Lommel began his film career as an actor and protégé of legendary German director Rainer Werner Fassbinder, who produced Lommel's acclaimed 1973 film The Tenderness of Wolves – a psychodrama based on the real-life exploits of serial killer Fritz Haarmann. Lommel's cinematic fascination with serial killers would continue much later in his career... but I'll get to that later. After directing a couple of oddball art films, Lommel took the helm of The Boogeyman, which solidified his rep as a horror director when it became a box-office hit.
The film stars Lommel's then-wife Suzanna Love as Lacey, a young mother still traumatized by a childhood incident in which she helped her younger brother Willy murder their slutty mom's boyfriend – whom we only see wearing a nylon stocking over his face. As a young adult, Willy (played by Love's real-life brother Nicholas) is even more damaged than Lacey, and hasn't spoken a word since that fateful night. They move to their parents' rustic New England farmhouse (a dead ringer for the Amityville Horror house) along with Lacey's husband and young son, but the idyllic setting provides no escape, and she's continually haunted by visions of the faceless fiend.
In an effort to confront her past fears, encouraged by her therapist (horror icon John Carradine in a brief cameo), she revisits the house where it all happened, and is horrified to see an image of the masked man in the bedroom mirror, which she shatters. In an odd (and kinda dickish) move, her husband insists on taking the mirror home and pieces it back together to prove once and for all that Lacey's vision was a fantasy and nothing more. Of course this is exactly the wrong thing to do in a horror movie: breaking that mirror released the murdered man's malevolent spirit, which possesses and/or kills anyone who comes into contact with even a tiny sliver of the glass.
Mirror imagery figures prominently in The Boogeyman, and Lommel composes several shots in which Lacey is juxtaposed with her own mirror double – foreshadowing the film's climax (which owes more to The Exorcist than Halloween) when the evil man's spirit finally seizes control of her body. The idea of a broken mirror releasing everything it has “seen” actually comes from ancient folklore, and I'm surprised the concept hasn't made its way into other horror films. Unique for its time in that the “slasher” is a disembodied entity that triggers his victims' deaths (an approach developed more thoroughly in the Final Destination series), The Boogeyman has some sick and unique kills – notably a tense scene where a buxom young victim jams a pair of scissors into her own throat (after slicing open her shirt, of course), and a kissing couple shish-kabobbed through their mouths. The electronic score by Tim Krog is a winner too, also unfairly labeled a Halloween ripoff; apart from a pensive bell-like theme in the prologue, it's mostly a surreal and experimental soundtrack, with lots of rumbling dark ambient tones and jarring shock cues.

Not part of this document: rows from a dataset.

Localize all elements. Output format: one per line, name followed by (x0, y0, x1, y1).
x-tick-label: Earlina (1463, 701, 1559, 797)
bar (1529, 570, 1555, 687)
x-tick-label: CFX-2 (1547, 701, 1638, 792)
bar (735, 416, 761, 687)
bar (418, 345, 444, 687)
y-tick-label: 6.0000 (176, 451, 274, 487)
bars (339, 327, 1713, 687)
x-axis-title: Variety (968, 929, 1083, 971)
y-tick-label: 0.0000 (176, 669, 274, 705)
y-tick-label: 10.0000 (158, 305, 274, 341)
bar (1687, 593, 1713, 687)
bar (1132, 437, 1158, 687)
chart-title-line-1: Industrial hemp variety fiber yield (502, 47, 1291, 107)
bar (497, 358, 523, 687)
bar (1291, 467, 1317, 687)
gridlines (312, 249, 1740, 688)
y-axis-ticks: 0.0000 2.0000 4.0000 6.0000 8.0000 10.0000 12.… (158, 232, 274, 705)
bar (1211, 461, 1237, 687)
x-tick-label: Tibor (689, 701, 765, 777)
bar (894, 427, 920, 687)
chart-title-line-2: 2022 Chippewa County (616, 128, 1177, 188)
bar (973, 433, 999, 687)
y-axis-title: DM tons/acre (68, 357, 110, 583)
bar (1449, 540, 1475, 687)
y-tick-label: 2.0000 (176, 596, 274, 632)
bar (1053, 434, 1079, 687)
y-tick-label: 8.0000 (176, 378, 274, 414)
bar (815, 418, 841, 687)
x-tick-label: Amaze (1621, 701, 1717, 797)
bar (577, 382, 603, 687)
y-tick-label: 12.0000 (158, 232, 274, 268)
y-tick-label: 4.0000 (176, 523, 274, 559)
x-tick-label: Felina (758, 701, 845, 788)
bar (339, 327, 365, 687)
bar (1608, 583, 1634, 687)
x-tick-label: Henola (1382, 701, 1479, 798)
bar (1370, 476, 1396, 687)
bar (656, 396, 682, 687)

Sadly, Lommel's career never quite took off after this one, which had two lame, throwaway sequels rehashing most of the original footage (the 2005 film Boogeyman has nothing to do with this one, by the way). He did a couple more decent genre films with Love (The Devonsville Terror and Brainwaves), but over the past decade he's been cranking out tacky direct-to-video serial killer bio-pics: The Zodiac Killer, BTK Killer, The Green River Killer... you get the idea. Skip those and watch this one instead; it's his personal best.